Der Kommissar wandte sich jäh um. "Sagen Sie bloß, es gibt keine Arbeit!"
"Natürlich gibt es die. Doch für Leute meiner Straftat sind die großen Betriebe mit Staatsaufträgen gesperrt, und die kleinen Krauter in meiner Branche wollen alle Leute mit Führerschein."
"Passen Sie auf, Born, wir schicken Sie wieder ins KZ, und den Ärger mit dem Führerschein sind Sie los. Meinen Sie nicht, dass Tausende mit Ihnen tauschen würden, auch ohne Führerschein?"
"Selbstverständlich. Nur, weil man mir bei der Entlassung sagte, wenn ich still meine Pflicht tue, würden mir keine Hindernisse in den Weg gelegt, deshalb kam ich darauf, den Antrag zu stellen."

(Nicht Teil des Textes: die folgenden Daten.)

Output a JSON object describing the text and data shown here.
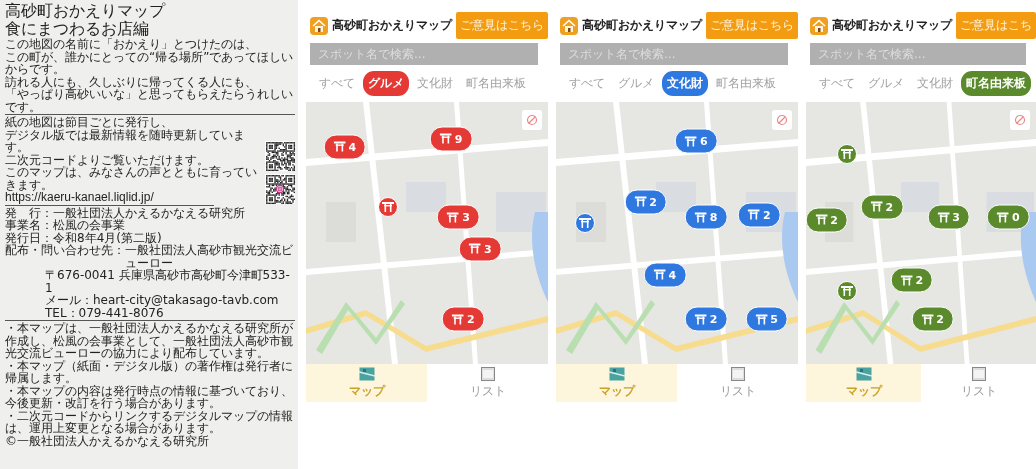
{
  "leaflet": {
    "title_lines": [
      "高砂町おかえりマップ",
      "食にまつわるお店編"
    ],
    "intro": [
      "この地図の名前に「おかえり」とつけたのは、",
      "この町が、誰かにとっての“帰る場所”であってほしいからです。",
      "訪れる人にも、久しぶりに帰ってくる人にも、",
      "「やっぱり高砂いいな」と思ってもらえたらうれしいです。"
    ],
    "digital": [
      "紙の地図は節目ごとに発行し、",
      "デジタル版では最新情報を随時更新しています。",
      "二次元コードよりご覧いただけます。",
      "このマップは、みなさんの声とともに育っていきます。"
    ],
    "url": "https://kaeru-kanael.liqlid.jp/",
    "info": [
      {
        "label": "発　行：",
        "value": "一般社団法人かえるかなえる研究所"
      },
      {
        "label": "事業名：",
        "value": "松風の会事業"
      },
      {
        "label": "発行日：",
        "value": "令和8年4月(第二版)"
      },
      {
        "label": "配布・問い合わせ先：",
        "value": "一般社団法人高砂市観光交流ビューロー"
      }
    ],
    "address": [
      "〒676-0041 兵庫県高砂市高砂町今津町533-1",
      "メール：heart-city@takasago-tavb.com",
      "TEL：079-441-8076"
    ],
    "notes": [
      "・本マップは、一般社団法人かえるかなえる研究所が作成し、松風の会事業として、一般社団法人高砂市観光交流ビューローの協力により配布しています。",
      "・本マップ（紙面・デジタル版）の著作権は発行者に帰属します。",
      "・本マップの内容は発行時点の情報に基づいており、今後更新・改訂を行う場合があります。",
      "・二次元コードからリンクするデジタルマップの情報は、運用上変更となる場合があります。",
      "©一般社団法人かえるかなえる研究所"
    ]
  },
  "phones": [
    {
      "title": "高砂町おかえりマップ",
      "feedback_button": "ご意見はこちら",
      "search": {
        "placeholder": "スポット名で検索..."
      },
      "color": "#e53935",
      "tabs": [
        {
          "label": "すべて",
          "selected": false
        },
        {
          "label": "グルメ",
          "selected": true
        },
        {
          "label": "文化財",
          "selected": false
        },
        {
          "label": "町名由来板",
          "selected": false
        }
      ],
      "markers": [
        {
          "kind": "cluster",
          "count": "4"
        },
        {
          "kind": "cluster",
          "count": "9"
        },
        {
          "kind": "single"
        },
        {
          "kind": "cluster",
          "count": "3"
        },
        {
          "kind": "cluster",
          "count": "3"
        },
        {
          "kind": "cluster",
          "count": "2"
        }
      ],
      "nav": [
        {
          "label": "マップ",
          "selected": true
        },
        {
          "label": "リスト",
          "selected": false
        }
      ]
    },
    {
      "title": "高砂町おかえりマップ",
      "feedback_button": "ご意見はこちら",
      "search": {
        "placeholder": "スポット名で検索..."
      },
      "color": "#2f78e0",
      "tabs": [
        {
          "label": "すべて",
          "selected": false
        },
        {
          "label": "グルメ",
          "selected": false
        },
        {
          "label": "文化財",
          "selected": true
        },
        {
          "label": "町名由来板",
          "selected": false
        }
      ],
      "markers": [
        {
          "kind": "cluster",
          "count": "6"
        },
        {
          "kind": "cluster",
          "count": "2"
        },
        {
          "kind": "single"
        },
        {
          "kind": "cluster",
          "count": "8"
        },
        {
          "kind": "cluster",
          "count": "2"
        },
        {
          "kind": "cluster",
          "count": "4"
        },
        {
          "kind": "cluster",
          "count": "2"
        },
        {
          "kind": "cluster",
          "count": "5"
        }
      ],
      "nav": [
        {
          "label": "マップ",
          "selected": true
        },
        {
          "label": "リスト",
          "selected": false
        }
      ]
    },
    {
      "title": "高砂町おかえりマップ",
      "feedback_button": "ご意見はこち",
      "search": {
        "placeholder": "スポット名で検索..."
      },
      "color": "#5a8a2c",
      "tabs": [
        {
          "label": "すべて",
          "selected": false
        },
        {
          "label": "グルメ",
          "selected": false
        },
        {
          "label": "文化財",
          "selected": false
        },
        {
          "label": "町名由来板",
          "selected": true
        }
      ],
      "markers": [
        {
          "kind": "single"
        },
        {
          "kind": "cluster",
          "count": "2"
        },
        {
          "kind": "cluster",
          "count": "2"
        },
        {
          "kind": "cluster",
          "count": "3"
        },
        {
          "kind": "cluster",
          "count": "0"
        },
        {
          "kind": "cluster",
          "count": "2"
        },
        {
          "kind": "cluster",
          "count": "2"
        },
        {
          "kind": "single"
        }
      ],
      "nav": [
        {
          "label": "マップ",
          "selected": true
        },
        {
          "label": "リスト",
          "selected": false
        }
      ]
    }
  ]
}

"Welcher Pinsel hat Ihnen denn den Religionsunterricht erteilt?"
"Oberkommissar Taege."
"Na, den werde ich mal brieflich fragen."
"Herr Kommissar, könnten Sie nicht ein Wort für mich einlegen, dass ..."
"Schluss jetzt! Geben Sie den Führerschein her."
"Ich habe ihn nicht bei mir."
"Vergessen, wie?"
"In der Vorladung stand nicht ... "
"Sie werden den Führerschein sofort holen, Born, verstanden?"
"Jawohl, Herr Kommissar." Anton ging. Verteufelte Situation, dachte er und grübelte auf dem Nachhauseweg, wie er die Gestapo überlisten könne. Plötzlich erinnerte er sich, dass ihn die Wache ohne Vorladung nicht hätte passieren lassen. Darauf gründete er den Plan.
Mit Bleistift kritzelte er auf einen Zettel: "Sehr geehrter Herr Kommissar, wie von Ihnen angeordnet, bin ich nach Hause gefahren und habe den Führerschein geholt. Da mich die Torwache ohne Vorladung nicht durchlässt, übergebe ich ihn hiermit derselben und verbleibe mit deutschem Gruß Anton Born." Den Zettel steckte er in einen Umschlag, aber nicht den Führerschein. Er adressierte den Umschlag, klebte ihn aber nicht zu. Dann fuhr er wieder zur Gestapo und gab den Umschlag bei der Wache ab. Anton kalkulierte: Den Umschlag wird der Kujon frühestens morgen Mittag haben. Natürlich wird er den Führerschein vermissen. Da der Umschlag offen ist, Anfrage bei der Torwache. Es ist nicht die Gleiche wie am Abend. Sie kann beim besten Willen keine Auskunft geben. Fraglich, wann der Kujon dazu kommt, die Richtigen zu fragen, fraglich überhaupt, ob jeden Abend die Gleichen da sind. Darüber geht Zeit hin, ziemlich sichere Gewähr, dass in dem Riesenapparat die Sache versandet. Das wäre der günstigste Fall. Und der andere? Der Kujon bestellt mich noch einmal zu sich und nimmt mich in die Zange. Dann heißt es eisern bleiben und beteuern, ich habe den Führerschein wie beschrieben im Umschlag abgegeben, er muss auf dem Wege nach oben herausgefallen sein.
Die nächsten Tage waren voll ekliger Spannung. Doch das kostbare Dokument war die Aufregung wert. Wochen vergingen, nichts geschah. Anton beglückwünschte sich mit dem Ausspruch alter KZler: Der liebe Gott lässt keinen guten Atheisten im Stich.